23.05.2006
ALEXANDER KENTLER. CROSSROADS: DISTORTING MIRROR
«Hardly had Hitler came to power in January 1933 as German chess began turning into the same militarized structure as it was in Russia. However, Krylenko and his comrades didn’t support that fact and even blamed it. Maybe, they saw themselves in the mirror and were frightened of the similarity?»
Voronkov “Mirror for people’s committee” http://www.chesspro.ru/book/rc33.shtml
Each epoch gives rise to its slogans. It is not necessary to write them on roofs and walls of different buildings and to put them into derries. The recent “Glory for C.P.S.U.”, “Peace for the world” and “Communism is the world’s youth” have been successfully substituted by pornography, murders and wish to mix up the communists and the fascists. If there hadn’t been murders in Saint Petersburg, in Moscow and in Voronezh, it would have been possible to gossip about the strange combinations of words. One could even consider that the detachments of skinheads and drug addicts, who sow national dissension, is nothing but a usual protest.
It is really sad to see that recent times are despised now. The ideologist Bogatyrchuk seems to be the only positive hero in Voronkov’s article between the “ruddy-faced” Rokhlin and the murderer Krylenko.
Excuse my reminding of the fact that a specific field of activity is a focus of specialized periodicals. If somebody writes about the music, one might as well admire Chaikovsky genius. But if he writes for the magazine for homosexuals, it is necessary to pay attention to the composer’s non-traditional sexual orientation. If one writes for children about Kipling’s works, then it is not worthy writing about the fact that the writer's favorite symbol was the fascist fylfot. It is not necessary to tell about Alekhine’s opinion on Aryan and Jewish chess when writing about his brilliant games. But it is to the point, if one wants to describe Alekhin as a person. Well, let’s return to Bogatyrchuk. It is bad that his name and his games were forgotten. But probably, it is necessary to be very careful, rehabilitating those who served the invaders and left native land with them. The hatred against the Soviet order doesn’t justify cooperating with the enemies.
Of course, the Soviet regime, as well as any other, lamed lives of some people, supporting the others. However, there were really good conditions for the chessplayers in the USSR. At the same time, there were neither national, nor social restrictions. Note, how many Jewish had fulfilled themselves as chessplayers. A lot of outstanding people of the USSR died in the concentration camps but no great chessplayers suffered mass repressions. Even Roskolnikov’s brother Ilyin-Zhenevsky was not wiped out. The chessplayers were not considered to be cosmopolites of unknown origin. These facts are also a merit of Krylenko, Botvinnik and Rohlin.
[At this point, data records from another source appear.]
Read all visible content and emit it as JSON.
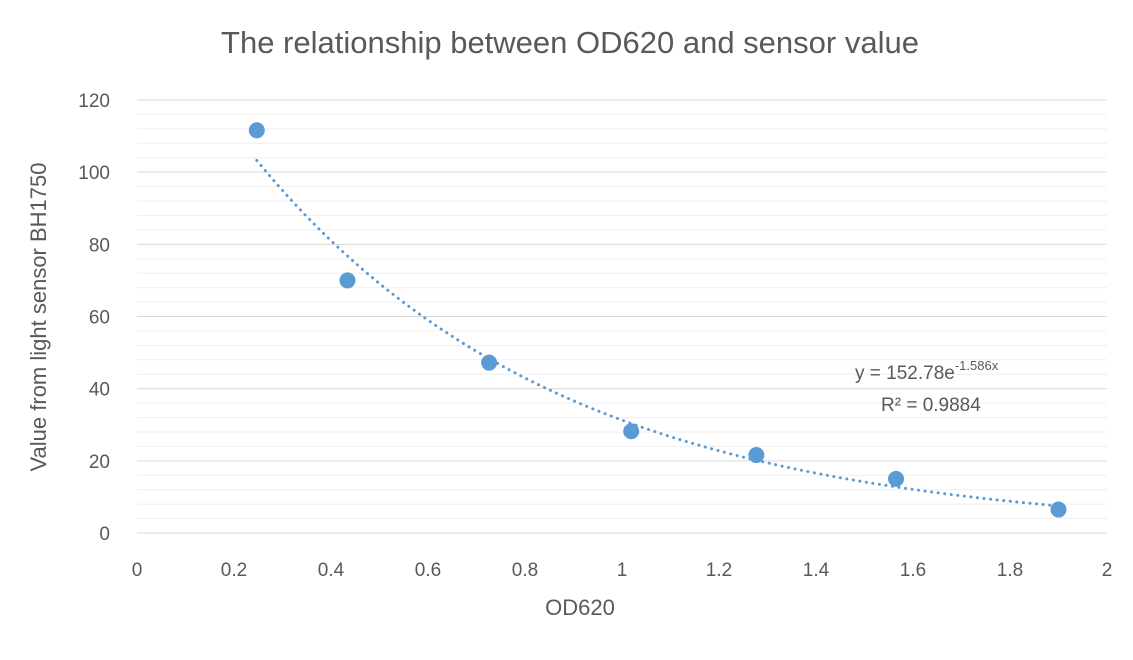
{
  "chart_data": {
    "type": "scatter",
    "title": "The relationship between OD620 and sensor value",
    "xlabel": "OD620",
    "ylabel": "Value from light sensor BH1750",
    "xlim": [
      0,
      2
    ],
    "ylim": [
      0,
      120
    ],
    "x_ticks": [
      "0",
      "0.2",
      "0.4",
      "0.6",
      "0.8",
      "1",
      "1.2",
      "1.4",
      "1.6",
      "1.8",
      "2"
    ],
    "y_ticks": [
      "0",
      "20",
      "40",
      "60",
      "80",
      "100",
      "120"
    ],
    "minor_gridlines": true,
    "series": [
      {
        "color": "#5B9BD5",
        "points": [
          {
            "x": 0.247,
            "y": 111.6
          },
          {
            "x": 0.434,
            "y": 70.0
          },
          {
            "x": 0.726,
            "y": 47.2
          },
          {
            "x": 1.019,
            "y": 28.2
          },
          {
            "x": 1.277,
            "y": 21.6
          },
          {
            "x": 1.565,
            "y": 15.0
          },
          {
            "x": 1.9,
            "y": 6.5
          }
        ]
      }
    ],
    "trendline": {
      "type": "exponential",
      "a": 152.78,
      "b": -1.586,
      "x_range": [
        0.247,
        1.9
      ],
      "style": "dotted",
      "color": "#5B9BD5",
      "equation_main": "y = 152.78e",
      "equation_exponent": "-1.586x",
      "r_squared": "R² = 0.9884"
    }
  }
}
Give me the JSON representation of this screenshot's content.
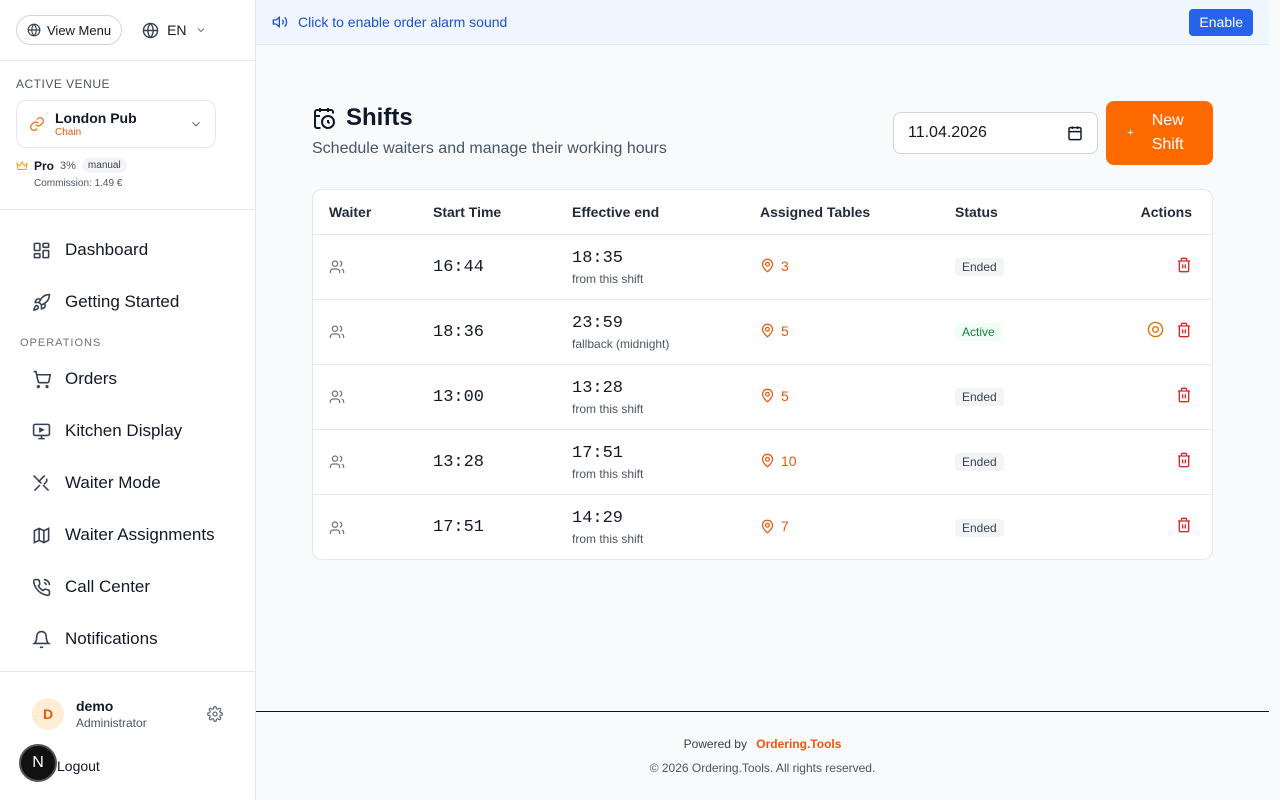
{
  "sidebar": {
    "view_menu": "View Menu",
    "language": "EN",
    "venue_label": "ACTIVE VENUE",
    "venue": {
      "name": "London Pub",
      "type": "Chain"
    },
    "plan": {
      "name": "Pro",
      "percent": "3%",
      "badge": "manual"
    },
    "commission": "Commission: 1.49 €",
    "nav_top": [
      {
        "label": "Dashboard",
        "icon": "grid-icon"
      },
      {
        "label": "Getting Started",
        "icon": "rocket-icon"
      }
    ],
    "section_operations": "OPERATIONS",
    "nav_ops": [
      {
        "label": "Orders",
        "icon": "cart-icon"
      },
      {
        "label": "Kitchen Display",
        "icon": "monitor-icon"
      },
      {
        "label": "Waiter Mode",
        "icon": "utensils-icon"
      },
      {
        "label": "Waiter Assignments",
        "icon": "map-icon"
      },
      {
        "label": "Call Center",
        "icon": "phone-icon"
      },
      {
        "label": "Notifications",
        "icon": "bell-icon"
      }
    ],
    "user": {
      "initial": "D",
      "name": "demo",
      "role": "Administrator"
    },
    "logout": "Logout",
    "n_badge": "N"
  },
  "banner": {
    "text": "Click to enable order alarm sound",
    "button": "Enable"
  },
  "page": {
    "title": "Shifts",
    "subtitle": "Schedule waiters and manage their working hours",
    "date": "11.04.2026",
    "new_shift": "New Shift",
    "new_shift_plus": "+"
  },
  "table": {
    "headers": [
      "Waiter",
      "Start Time",
      "Effective end",
      "Assigned Tables",
      "Status",
      "Actions"
    ],
    "rows": [
      {
        "start": "16:44",
        "end": "18:35",
        "end_note": "from this shift",
        "tables": "3",
        "status": "Ended",
        "active": false
      },
      {
        "start": "18:36",
        "end": "23:59",
        "end_note": "fallback (midnight)",
        "tables": "5",
        "status": "Active",
        "active": true
      },
      {
        "start": "13:00",
        "end": "13:28",
        "end_note": "from this shift",
        "tables": "5",
        "status": "Ended",
        "active": false
      },
      {
        "start": "13:28",
        "end": "17:51",
        "end_note": "from this shift",
        "tables": "10",
        "status": "Ended",
        "active": false
      },
      {
        "start": "17:51",
        "end": "14:29",
        "end_note": "from this shift",
        "tables": "7",
        "status": "Ended",
        "active": false
      }
    ]
  },
  "footer": {
    "powered_by": "Powered by",
    "brand": "Ordering.Tools",
    "copyright": "© 2026 Ordering.Tools. All rights reserved."
  },
  "colors": {
    "accent": "#ff6a00",
    "link": "#2563eb",
    "danger": "#dc2626",
    "success": "#15803d"
  }
}
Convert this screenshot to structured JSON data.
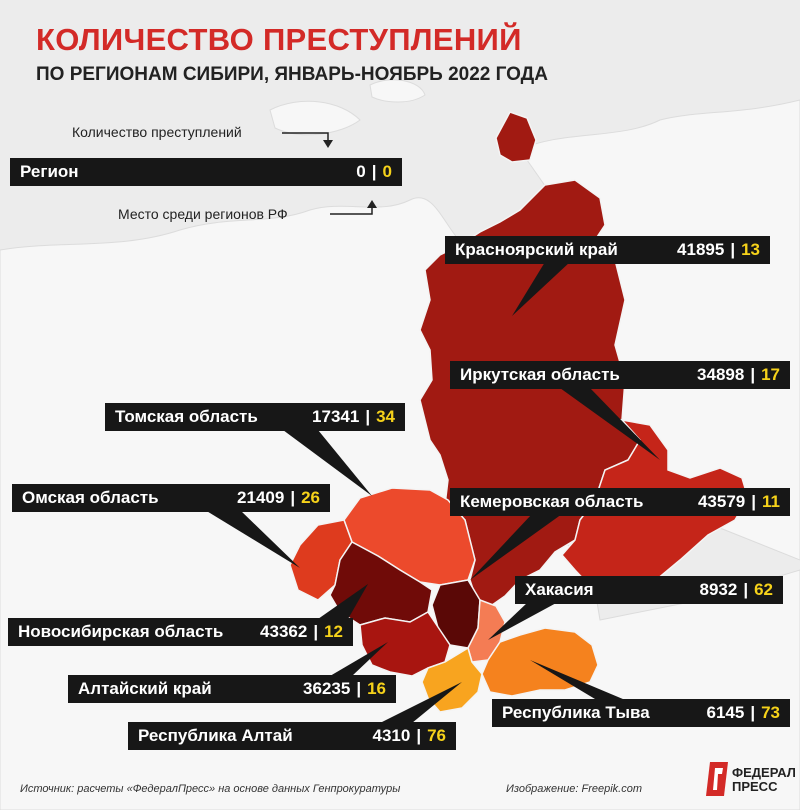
{
  "title": "КОЛИЧЕСТВО ПРЕСТУПЛЕНИЙ",
  "subtitle": "ПО РЕГИОНАМ СИБИРИ, ЯНВАРЬ-НОЯБРЬ 2022 ГОДА",
  "legend": {
    "crimes_note": "Количество преступлений",
    "rank_note": "Место среди регионов РФ",
    "sample": {
      "name": "Регион",
      "crimes": "0",
      "rank": "0"
    }
  },
  "separator": "|",
  "regions": [
    {
      "name": "Красноярский край",
      "crimes": "41895",
      "rank": "13",
      "color": "#a11a12"
    },
    {
      "name": "Иркутская область",
      "crimes": "34898",
      "rank": "17",
      "color": "#c52519"
    },
    {
      "name": "Томская область",
      "crimes": "17341",
      "rank": "34",
      "color": "#ec4a2c"
    },
    {
      "name": "Омская область",
      "crimes": "21409",
      "rank": "26",
      "color": "#de3b1e"
    },
    {
      "name": "Кемеровская область",
      "crimes": "43579",
      "rank": "11",
      "color": "#5a0806"
    },
    {
      "name": "Хакасия",
      "crimes": "8932",
      "rank": "62",
      "color": "#f47c54"
    },
    {
      "name": "Новосибирская область",
      "crimes": "43362",
      "rank": "12",
      "color": "#700b08"
    },
    {
      "name": "Алтайский край",
      "crimes": "36235",
      "rank": "16",
      "color": "#a81510"
    },
    {
      "name": "Республика Тыва",
      "crimes": "6145",
      "rank": "73",
      "color": "#f5821e"
    },
    {
      "name": "Республика Алтай",
      "crimes": "4310",
      "rank": "76",
      "color": "#f8a41f"
    }
  ],
  "footer": {
    "source": "Источник: расчеты «ФедералПресс» на основе данных Генпрокуратуры",
    "image_credit": "Изображение: Freepik.com",
    "logo_line1": "ФЕДЕРАЛ",
    "logo_line2": "ПРЕСС"
  },
  "colors": {
    "accent": "#d32a27",
    "rank_yellow": "#f6d21a",
    "label_bg": "#171717",
    "land": "#f7f7f7",
    "background": "#ededed"
  }
}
Let me notice that Voronkov’s hint at the fact that memoirs of Levenfish disappeared owing to Botvinnik is not tenable. Preparing an article “That very Levenfish” (“Chess St. Petersburg” №2, 2002) I tried to clear up this question, I found out who had read it and where it was kept, I met with children of the grandmaster, etc. It seems to me that sad words of Grigory Yakovlevich that many things were cut out because of the censorship concern the “inner censor” of Levenfish himself. The more so as he has kept back true details of his biography for the whole life. The fact that the book was published only six years after the grandmaster’s death is connected with his last marriage. His widow tried to publish a book of his selected games and memoirs. For some reason she wanted it to be published under two names – hers and her husband’s. However, she didn’t manage to do this.
Thankfully, the materials dedicated to the history of chess are published on the website Chesspro.ru. Moreover, the most of the sources, cited by Voronkov in his works about chess in the USSR, are the most important evidence of that epoch (Faibisovich and I had occasion to read many of them preparing the edition «Chess chronicles of St. Petersburg»). One shouldn’t doubt that this book will be prepared thoroughly and will become a bestseller. Especially as the language of these articles is excellent. But it seems to me that the times, when it was necessary to traverse the events with prejudice either in favor of White or for Red, have already passed.
Perhaps it is better to try writing about the people so that the reader can asses their deeds themselves.